Doug Short: The Latest Conference Board Consumer Confidence Index was released this morning based on data collected through March 14. The 82.3 reading was above the 78.6 forecast of Investing.com and 4.0 above the February 78.3 (previously reported at 78.1). This measure of confidence has risen from its interim low of 72.0 in November and it now at a new post-Financial Crisis high.
Here is an excerpt from the Conference Board report.
“Consumer confidence improved in March, as expectations for the short-term outlook bounced back from February’s decline,” said Lynn Franco, Director of Economic Indicators at The Conference Board. “While consumers were moderately more upbeat about future job prospects and the overall economy, they were less optimistic about income growth. The Present Situation index, which had been on an upward trend for the past four months, was relatively unchanged in March.
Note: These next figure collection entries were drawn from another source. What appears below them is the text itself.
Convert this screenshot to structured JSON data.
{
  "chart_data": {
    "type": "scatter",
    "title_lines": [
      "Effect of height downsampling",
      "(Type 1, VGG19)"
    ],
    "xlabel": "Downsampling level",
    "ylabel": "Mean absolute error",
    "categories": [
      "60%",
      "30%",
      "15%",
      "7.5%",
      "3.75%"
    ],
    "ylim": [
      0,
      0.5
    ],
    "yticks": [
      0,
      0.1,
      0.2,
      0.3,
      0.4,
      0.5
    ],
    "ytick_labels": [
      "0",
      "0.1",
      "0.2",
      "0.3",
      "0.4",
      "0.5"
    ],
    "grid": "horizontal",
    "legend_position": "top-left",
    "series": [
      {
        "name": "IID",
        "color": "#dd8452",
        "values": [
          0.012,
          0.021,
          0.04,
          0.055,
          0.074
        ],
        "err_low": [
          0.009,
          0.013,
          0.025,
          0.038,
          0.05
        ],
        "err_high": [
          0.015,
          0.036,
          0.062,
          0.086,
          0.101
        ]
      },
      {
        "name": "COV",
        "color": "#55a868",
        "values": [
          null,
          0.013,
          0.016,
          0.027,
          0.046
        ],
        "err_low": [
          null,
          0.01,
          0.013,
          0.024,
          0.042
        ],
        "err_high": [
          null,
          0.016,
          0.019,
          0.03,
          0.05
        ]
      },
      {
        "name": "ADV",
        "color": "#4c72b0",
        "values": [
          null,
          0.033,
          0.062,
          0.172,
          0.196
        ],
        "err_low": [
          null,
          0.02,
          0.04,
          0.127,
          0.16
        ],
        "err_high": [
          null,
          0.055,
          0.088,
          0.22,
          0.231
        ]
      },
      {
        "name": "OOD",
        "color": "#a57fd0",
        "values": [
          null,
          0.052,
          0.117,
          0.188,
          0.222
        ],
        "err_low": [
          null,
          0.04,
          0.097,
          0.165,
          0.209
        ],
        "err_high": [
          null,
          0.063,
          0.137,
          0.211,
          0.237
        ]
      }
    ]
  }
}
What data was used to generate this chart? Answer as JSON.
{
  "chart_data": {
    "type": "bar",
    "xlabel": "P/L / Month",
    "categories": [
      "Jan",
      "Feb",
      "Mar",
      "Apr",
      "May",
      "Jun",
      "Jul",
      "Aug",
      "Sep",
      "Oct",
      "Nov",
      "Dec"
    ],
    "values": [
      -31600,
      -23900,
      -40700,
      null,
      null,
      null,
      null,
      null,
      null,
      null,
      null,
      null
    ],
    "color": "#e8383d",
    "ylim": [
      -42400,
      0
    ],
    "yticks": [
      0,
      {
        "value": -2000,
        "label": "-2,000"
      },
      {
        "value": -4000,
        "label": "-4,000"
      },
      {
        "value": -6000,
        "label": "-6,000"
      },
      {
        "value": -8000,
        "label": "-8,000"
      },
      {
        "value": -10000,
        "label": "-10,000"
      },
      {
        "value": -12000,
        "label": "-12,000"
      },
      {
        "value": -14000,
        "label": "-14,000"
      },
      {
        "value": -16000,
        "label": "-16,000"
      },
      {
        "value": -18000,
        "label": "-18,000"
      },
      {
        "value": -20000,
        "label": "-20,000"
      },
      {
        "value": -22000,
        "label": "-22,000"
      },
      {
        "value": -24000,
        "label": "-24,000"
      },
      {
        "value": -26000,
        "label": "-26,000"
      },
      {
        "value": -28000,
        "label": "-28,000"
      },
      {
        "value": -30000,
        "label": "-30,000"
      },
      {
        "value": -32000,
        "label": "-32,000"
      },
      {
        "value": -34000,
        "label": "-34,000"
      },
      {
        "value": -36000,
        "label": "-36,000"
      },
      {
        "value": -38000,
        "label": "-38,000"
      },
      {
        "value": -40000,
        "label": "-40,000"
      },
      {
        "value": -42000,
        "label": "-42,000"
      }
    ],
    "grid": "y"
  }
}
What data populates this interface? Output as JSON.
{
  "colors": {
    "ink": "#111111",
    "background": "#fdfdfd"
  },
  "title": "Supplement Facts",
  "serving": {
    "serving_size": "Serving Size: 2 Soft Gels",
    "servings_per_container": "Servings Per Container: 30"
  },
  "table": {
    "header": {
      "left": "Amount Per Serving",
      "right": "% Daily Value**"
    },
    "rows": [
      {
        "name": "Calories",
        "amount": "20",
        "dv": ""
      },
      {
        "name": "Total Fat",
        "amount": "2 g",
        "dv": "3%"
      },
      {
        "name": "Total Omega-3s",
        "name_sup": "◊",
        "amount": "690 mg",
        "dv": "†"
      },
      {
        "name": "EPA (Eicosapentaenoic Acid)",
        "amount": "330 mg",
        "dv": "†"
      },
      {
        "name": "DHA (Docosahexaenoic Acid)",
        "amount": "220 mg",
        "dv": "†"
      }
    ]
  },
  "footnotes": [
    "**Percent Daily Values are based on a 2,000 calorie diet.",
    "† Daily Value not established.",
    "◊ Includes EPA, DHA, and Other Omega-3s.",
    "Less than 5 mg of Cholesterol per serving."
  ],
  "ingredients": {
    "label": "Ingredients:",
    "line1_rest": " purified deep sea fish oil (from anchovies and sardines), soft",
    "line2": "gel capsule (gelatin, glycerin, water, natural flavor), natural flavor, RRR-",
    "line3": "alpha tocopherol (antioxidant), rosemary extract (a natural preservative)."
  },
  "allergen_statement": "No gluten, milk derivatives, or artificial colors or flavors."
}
Overall, consumers expect the economy to continue improving and believe it may even pick up a little steam in the months ahead.”
Consumers’ assessment of current conditions was little changed in March. Those claiming business conditions are “good” increased to 22.9 percent from 21.2 percent; however, those claiming business conditions are “bad” also rose, to 23.2 percent from 22.0 percent. Consumers’ appraisal of the labor market was relatively unchanged. Those claiming jobs are “plentiful” decreased marginally to 13.1 percent from 13.4 percent, while those saying jobs are “hard to get” increased slightly to 33.0 percent from 32.4 percent.
Consumers’ expectations, which fell last month, rebounded in March. The percentage of consumers expecting business conditions to improve over the next six months increased to 18.1 percent from 17.3 percent, while those anticipating business conditions to worsen declined to 10.2 percent from 13.6 percent. Consumers’ outlook for the labor market was also moderately more optimistic. Those expecting more jobs in the months ahead edged up to 13.9 percent from 13.7 percent, while those expecting fewer jobs fell to 18.0 percent from 20.9 percent. The proportion of consumers expecting their incomes to grow declined to 14.9 from 15.8 percent, but those anticipating a decline in their incomes also decreased, to 12.1 percent from 13.4 percent. [press release]
Putting the Latest Number in Context
Let’s take a step back and put Lynn Franco’s interpretation in a larger perspective. The table here shows the average consumer confidence levels for each of the five recessions during the history of this monthly data series, which dates from June 1977. The latest number has moved 12.9 points above the recession mindset but remains 12.0 points below the non-recession average.
The chart below is another attempt to evaluate the historical context for this index as a coincident indicator of the economy. Toward this end I have highlighted recessions and included GDP. The exponential regression through the index data shows the long-term trend and highlights the extreme volatility of this indicator. Statisticians may assign little significance to a regression through this sort of data. But the slope clearly resembles the regression trend for real GDP shown below, and it is a more revealing gauge of relative confidence than the 1985 level of 100 that the Conference Board cites as a point of reference. Today’s reading of 82.3 is now above the current regression point of 78.2.
On a percentile basis, the latest reading is at the 35.3 percentile of all the monthly readings since the start of the monthly data series in June 1977 and at the 31.0 percentile of non-recessionary months.